Il saldo relativo ai giudizi sull’opportunità attuale di risparmio aumenta a 126 da 114. Tale risultato è dovuto all’aumento della quota di coloro che ritengono “certamente opportuno” effettuare risparmi (al 63,0% dal 56,8%). Le attese sulle possibilità future di risparmio diminuiscono: il saldo risulta pari a -49 da -47 di settembre. Per quanto riguarda l’opportunità attuale di acquisto di beni durevoli, i giudizi sulla loro convenienza diminuiscono: il saldo passa a -78 da -69; la stessa cosa accade per le intenzioni future di spesa il cui saldo passa a -91 da -88.
Circa le consuete domande trimestrali, i pareri riferiti alle intenzioni di acquisto di un’autovettura rimangono sostanzialmente stabili: il saldo si attesta a -165 come nellla rilevazione precedente, diminuisce, invece, il saldo che concerne l’acquisto di un’abitazione che passa a -189 da -186.
Anche relativamente alle spese di manutenzione dell’abitazione aumentano i pareri sfavorevoli: la quota di coloro che “certamente non intendono” assumersi queste spese passa, infatti, al 74,2% dal 70,9%, portando il saldo a -141 da -135 del mese precedente.

Il dettaglio territoriale
A livello territoriale il clima di fiducia aumenta nel Nord-ovest e al Centro, diminuisce nel Nord-est e nel Mezzogiorno.

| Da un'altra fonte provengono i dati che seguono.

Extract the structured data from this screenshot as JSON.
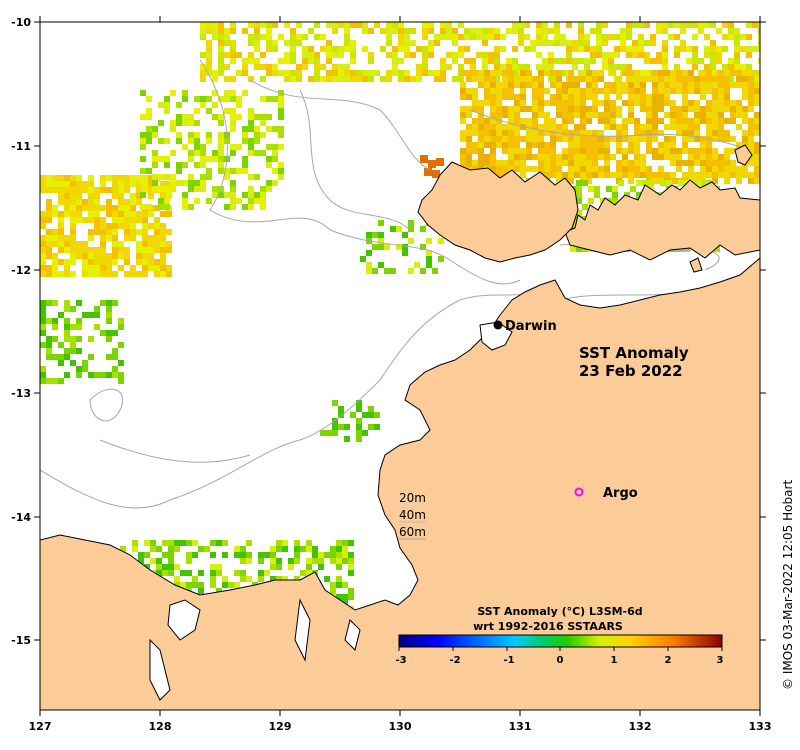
{
  "map": {
    "title_line1": "SST Anomaly",
    "title_line2": "23 Feb 2022",
    "lon_ticks": [
      "127",
      "128",
      "129",
      "130",
      "131",
      "132",
      "133"
    ],
    "lat_ticks": [
      "-10",
      "-11",
      "-12",
      "-13",
      "-14",
      "-15"
    ],
    "places": {
      "darwin": "Darwin",
      "argo": "Argo"
    },
    "depth_contours": [
      "20m",
      "40m",
      "60m"
    ],
    "colorbar": {
      "title_line1": "SST Anomaly (°C) L3SM-6d",
      "title_line2": "wrt 1992-2016 SSTAARS",
      "ticks": [
        "-3",
        "-2",
        "-1",
        "0",
        "1",
        "2",
        "3"
      ],
      "min": -3,
      "max": 3
    },
    "credit": "© IMOS 03-Mar-2022 12:05 Hobart",
    "colors": {
      "land": "#fbcb98",
      "ocean": "#ffffff",
      "coast": "#000000",
      "bathymetry": "#a8a8a8",
      "argo_marker": "#ff00ff"
    }
  }
}
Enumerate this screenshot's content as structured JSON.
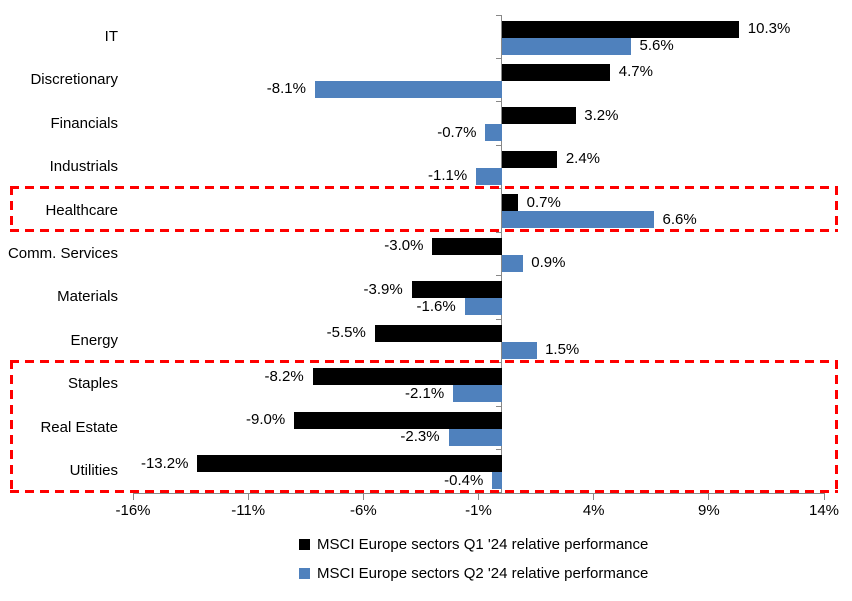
{
  "chart_data": {
    "type": "bar",
    "orientation": "horizontal",
    "categories": [
      "IT",
      "Discretionary",
      "Financials",
      "Industrials",
      "Healthcare",
      "Comm. Services",
      "Materials",
      "Energy",
      "Staples",
      "Real Estate",
      "Utilities"
    ],
    "series": [
      {
        "name": "MSCI Europe sectors Q1 '24 relative performance",
        "color": "#000000",
        "values": [
          10.3,
          4.7,
          3.2,
          2.4,
          0.7,
          -3.0,
          -3.9,
          -5.5,
          -8.2,
          -9.0,
          -13.2
        ],
        "labels": [
          "10.3%",
          "4.7%",
          "3.2%",
          "2.4%",
          "0.7%",
          "-3.0%",
          "-3.9%",
          "-5.5%",
          "-8.2%",
          "-9.0%",
          "-13.2%"
        ]
      },
      {
        "name": "MSCI Europe sectors Q2 '24 relative performance",
        "color": "#4F81BD",
        "values": [
          5.6,
          -8.1,
          -0.7,
          -1.1,
          6.6,
          0.9,
          -1.6,
          1.5,
          -2.1,
          -2.3,
          -0.4
        ],
        "labels": [
          "5.6%",
          "-8.1%",
          "-0.7%",
          "-1.1%",
          "6.6%",
          "0.9%",
          "-1.6%",
          "1.5%",
          "-2.1%",
          "-2.3%",
          "-0.4%"
        ]
      }
    ],
    "x_axis": {
      "tick_labels": [
        "-16%",
        "-11%",
        "-6%",
        "-1%",
        "4%",
        "9%",
        "14%"
      ],
      "tick_values": [
        -16,
        -11,
        -6,
        -1,
        4,
        9,
        14
      ],
      "min": -16,
      "max": 14,
      "grid": false,
      "axis_color": "#888888"
    },
    "legend": {
      "position": "bottom-center"
    },
    "highlights": {
      "color": "#FF0000",
      "boxes": [
        {
          "rows": [
            "Healthcare"
          ]
        },
        {
          "rows": [
            "Staples",
            "Real Estate",
            "Utilities"
          ]
        }
      ]
    }
  }
}
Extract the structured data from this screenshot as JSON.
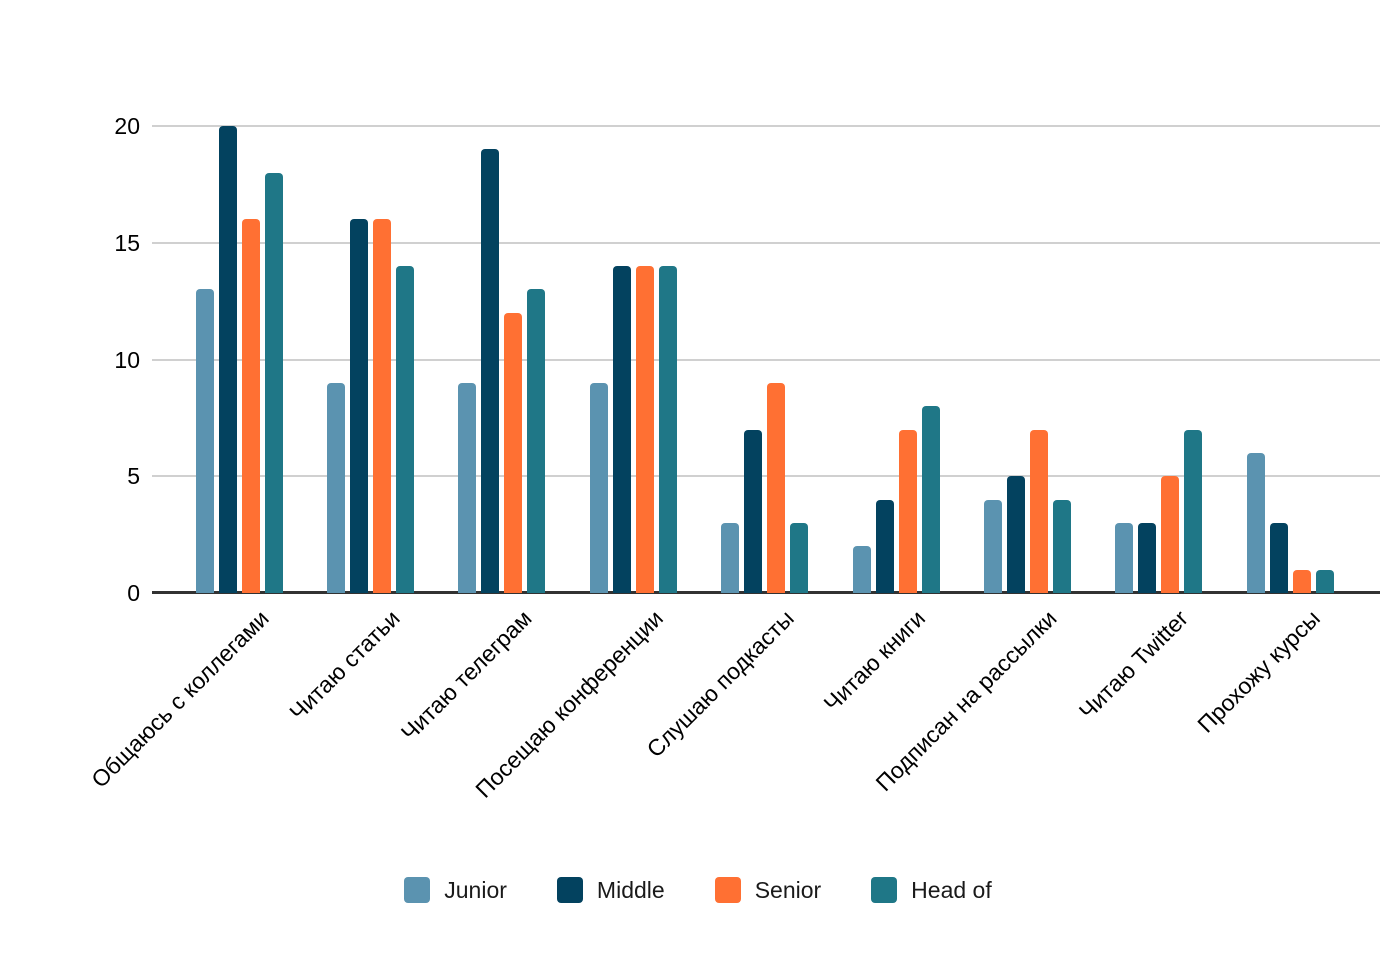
{
  "chart_data": {
    "type": "bar",
    "title": "",
    "xlabel": "",
    "ylabel": "",
    "categories": [
      "Общаюсь с коллегами",
      "Читаю статьи",
      "Читаю телеграм",
      "Посещаю конференции",
      "Слушаю подкасты",
      "Читаю книги",
      "Подписан на рассылки",
      "Читаю Twitter",
      "Прохожу курсы"
    ],
    "series": [
      {
        "name": "Junior",
        "color": "#5b93b0",
        "values": [
          13,
          9,
          9,
          9,
          3,
          2,
          4,
          3,
          6
        ]
      },
      {
        "name": "Middle",
        "color": "#03425f",
        "values": [
          20,
          16,
          19,
          14,
          7,
          4,
          5,
          3,
          3
        ]
      },
      {
        "name": "Senior",
        "color": "#ff7033",
        "values": [
          16,
          16,
          12,
          14,
          9,
          7,
          7,
          5,
          1
        ]
      },
      {
        "name": "Head of",
        "color": "#1f7787",
        "values": [
          18,
          14,
          13,
          14,
          3,
          8,
          4,
          7,
          1
        ]
      }
    ],
    "y_ticks": [
      0,
      5,
      10,
      15,
      20
    ],
    "ylim": [
      0,
      20
    ],
    "grid": true,
    "legend_position": "bottom"
  },
  "colors": {
    "background": "#ffffff",
    "gridline": "#d0d0d0",
    "axis_line": "#323232",
    "tick_text": "#000000",
    "category_text": "#000000",
    "legend_text": "#1a1a1a"
  }
}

Nord-ovest: il clima di fiducia aumenta a 106,4 da 103,6. La componente economica diminuisce a 107,1 da 108,0, mentre quella personale aumenta a 105,3 da 102,6. Il clima corrente e quello futuro aumentano, rispettivamente, a 105,3 da 104,3 e a 107,5 da 104,0.
Nord-est: il clima di fiducia diminuisce a 99,5 da 104,7. Tutte le componenti diminuiscono: quella economica a 99,6 da 109,6, quella personale a 98,8 da 103,9, quella corrente a 99,7 da 106,5 e quella futura a 98,3 da 104,3.
Centro: il clima di fiducia cresce a 100,8 da 100,3. La componente economica è in diminuzione a 100,3 da 105,4. La componente personale aumenta a 100,9 da 99,1. Il clima corrente risulta in aumento a 101,4 da 100,5, mentre quello futuro diminuisce a 100,2 da 101,1.
Mezzogiorno: Il clima di fiducia diminuisce a 98,6 da 100,0. Tutte le componenti diminuiscono: quella economica a 97,6 da 101,4, quella personale a 97,8 da 100,6, quella corrente a 96,7 da 100,0 e quella futura a 99,9 da 101,8.